For standard files, premium rates are nearly identical across all three insurers. CMHC publishes its rates publicly: 4.0% at 95% LTV, 3.1% at 90% LTV, 2.8% at 85% LTV. Sagen and Canada Guaranty premiums are typically within 0.10% to 0.15% of CMHC rates. The more significant difference is in underwriting flexibility, not premium cost.

Which insurer is best for self-employed borrowers?

Sagen and Canada Guaranty generally offer more flexible self-employed underwriting than CMHC. Both may accept one year of strong business financials instead of CMHC's standard two years. Canada Guaranty's stated income program can be especially useful for self-employed borrowers with strong businesses but variable year-over-year personal income.

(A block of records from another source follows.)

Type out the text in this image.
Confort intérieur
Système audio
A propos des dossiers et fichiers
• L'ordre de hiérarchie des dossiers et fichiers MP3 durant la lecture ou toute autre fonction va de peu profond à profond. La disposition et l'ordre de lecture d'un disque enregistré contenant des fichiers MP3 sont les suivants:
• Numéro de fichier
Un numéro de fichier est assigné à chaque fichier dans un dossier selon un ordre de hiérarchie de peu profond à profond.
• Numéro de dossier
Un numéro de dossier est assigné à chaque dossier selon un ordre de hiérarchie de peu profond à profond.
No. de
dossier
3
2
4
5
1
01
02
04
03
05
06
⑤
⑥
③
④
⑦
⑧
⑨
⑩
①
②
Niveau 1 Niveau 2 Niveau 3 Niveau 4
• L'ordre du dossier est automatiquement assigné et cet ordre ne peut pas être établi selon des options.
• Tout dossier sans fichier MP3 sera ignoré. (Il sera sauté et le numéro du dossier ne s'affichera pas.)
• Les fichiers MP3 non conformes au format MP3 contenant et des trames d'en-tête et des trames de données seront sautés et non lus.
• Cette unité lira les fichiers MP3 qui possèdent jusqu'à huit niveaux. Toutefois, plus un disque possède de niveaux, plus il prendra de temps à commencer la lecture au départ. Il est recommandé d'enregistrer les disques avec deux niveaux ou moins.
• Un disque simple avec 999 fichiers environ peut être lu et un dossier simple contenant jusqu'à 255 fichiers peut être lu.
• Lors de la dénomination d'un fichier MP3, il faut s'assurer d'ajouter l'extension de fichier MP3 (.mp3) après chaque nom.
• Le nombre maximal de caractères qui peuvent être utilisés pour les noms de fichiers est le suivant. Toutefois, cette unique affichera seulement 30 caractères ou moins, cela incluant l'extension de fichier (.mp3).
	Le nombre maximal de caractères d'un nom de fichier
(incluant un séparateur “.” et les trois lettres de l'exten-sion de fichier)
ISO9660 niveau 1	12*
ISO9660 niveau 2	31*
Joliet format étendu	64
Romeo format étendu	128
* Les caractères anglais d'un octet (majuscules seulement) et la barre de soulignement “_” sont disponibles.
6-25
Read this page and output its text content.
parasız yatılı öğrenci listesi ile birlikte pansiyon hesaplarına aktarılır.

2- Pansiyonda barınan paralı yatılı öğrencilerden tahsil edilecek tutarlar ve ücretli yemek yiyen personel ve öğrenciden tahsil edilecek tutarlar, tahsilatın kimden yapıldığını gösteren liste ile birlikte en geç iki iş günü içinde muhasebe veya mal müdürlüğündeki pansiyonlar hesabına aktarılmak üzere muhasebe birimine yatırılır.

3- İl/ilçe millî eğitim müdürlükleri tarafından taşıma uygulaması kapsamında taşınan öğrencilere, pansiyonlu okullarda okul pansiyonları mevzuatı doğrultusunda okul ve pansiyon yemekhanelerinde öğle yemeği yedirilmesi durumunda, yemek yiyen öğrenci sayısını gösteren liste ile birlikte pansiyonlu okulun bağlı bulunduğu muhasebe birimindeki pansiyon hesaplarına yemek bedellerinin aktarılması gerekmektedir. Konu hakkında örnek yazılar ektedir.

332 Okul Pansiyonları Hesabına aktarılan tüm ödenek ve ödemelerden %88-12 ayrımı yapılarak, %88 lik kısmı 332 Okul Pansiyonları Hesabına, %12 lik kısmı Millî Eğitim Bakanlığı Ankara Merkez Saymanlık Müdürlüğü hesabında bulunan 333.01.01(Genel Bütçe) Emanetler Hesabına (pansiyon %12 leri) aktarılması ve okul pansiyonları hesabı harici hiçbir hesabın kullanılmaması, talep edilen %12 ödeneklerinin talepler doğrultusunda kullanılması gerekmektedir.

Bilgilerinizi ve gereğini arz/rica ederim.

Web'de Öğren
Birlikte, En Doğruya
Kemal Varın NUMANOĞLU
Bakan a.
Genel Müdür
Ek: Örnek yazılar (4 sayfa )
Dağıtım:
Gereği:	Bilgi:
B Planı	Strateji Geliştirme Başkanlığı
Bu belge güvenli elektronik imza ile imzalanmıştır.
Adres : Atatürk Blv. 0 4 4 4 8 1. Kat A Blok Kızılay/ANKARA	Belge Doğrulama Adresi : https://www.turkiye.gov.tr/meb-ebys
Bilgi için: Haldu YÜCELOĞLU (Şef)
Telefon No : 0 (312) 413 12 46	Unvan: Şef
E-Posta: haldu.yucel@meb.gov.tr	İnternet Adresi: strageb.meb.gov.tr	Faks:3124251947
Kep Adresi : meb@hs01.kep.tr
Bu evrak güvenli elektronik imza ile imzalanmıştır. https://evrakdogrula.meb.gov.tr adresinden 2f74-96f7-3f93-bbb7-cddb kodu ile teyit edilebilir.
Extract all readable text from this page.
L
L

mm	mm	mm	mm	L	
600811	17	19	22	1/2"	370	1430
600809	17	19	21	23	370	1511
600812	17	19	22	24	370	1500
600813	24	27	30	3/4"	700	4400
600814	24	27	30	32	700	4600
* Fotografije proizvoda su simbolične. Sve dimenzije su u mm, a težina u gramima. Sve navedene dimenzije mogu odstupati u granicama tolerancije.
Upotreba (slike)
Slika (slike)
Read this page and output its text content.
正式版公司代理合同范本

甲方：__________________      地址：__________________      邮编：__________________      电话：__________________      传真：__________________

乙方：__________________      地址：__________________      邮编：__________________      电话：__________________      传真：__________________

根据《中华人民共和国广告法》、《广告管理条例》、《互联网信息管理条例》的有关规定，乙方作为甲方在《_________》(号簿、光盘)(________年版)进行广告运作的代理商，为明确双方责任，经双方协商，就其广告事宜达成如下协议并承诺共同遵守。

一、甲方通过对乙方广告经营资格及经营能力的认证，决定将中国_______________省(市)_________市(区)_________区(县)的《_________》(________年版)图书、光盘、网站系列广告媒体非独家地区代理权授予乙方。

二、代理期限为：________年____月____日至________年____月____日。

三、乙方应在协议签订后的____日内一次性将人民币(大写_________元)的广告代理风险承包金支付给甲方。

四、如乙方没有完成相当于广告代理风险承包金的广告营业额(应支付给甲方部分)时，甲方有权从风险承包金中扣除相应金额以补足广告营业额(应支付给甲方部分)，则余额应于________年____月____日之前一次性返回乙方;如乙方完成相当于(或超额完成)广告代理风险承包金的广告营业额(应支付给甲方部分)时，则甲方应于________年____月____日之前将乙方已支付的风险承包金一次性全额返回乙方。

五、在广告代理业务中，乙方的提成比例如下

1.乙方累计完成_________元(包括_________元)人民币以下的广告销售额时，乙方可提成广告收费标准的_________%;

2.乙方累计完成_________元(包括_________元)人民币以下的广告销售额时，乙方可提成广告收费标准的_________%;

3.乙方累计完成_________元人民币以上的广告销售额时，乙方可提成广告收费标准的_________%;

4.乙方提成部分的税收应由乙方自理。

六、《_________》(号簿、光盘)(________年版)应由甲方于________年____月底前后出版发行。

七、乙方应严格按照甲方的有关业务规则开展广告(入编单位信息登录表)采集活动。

A broker can assess which insurer fits your specific self-employment structure.

Can a file declined by CMHC be approved by Sagen or Canada Guaranty?

Yes. This is one of the most common scenarios where the insurer choice matters. CMHC's conservative guidelines mean it declines files that the private insurers would accept. Common decline reasons include self-employment income variability, rental property characteristics, non-traditional down payment sources, and properties in markets CMHC considers higher risk.

What is CMHC's MLI Select program?

MLI Select is CMHC's program for rental housing that offers preferential mortgage insurance pricing for properties that meet criteria in at least two of three areas: affordability (rents at or below market), accessibility (universal design features), and climate compatibility (energy efficiency, reduced emissions). The program can reduce insurance premiums by up to 50% compared to standard CMHC rental pricing.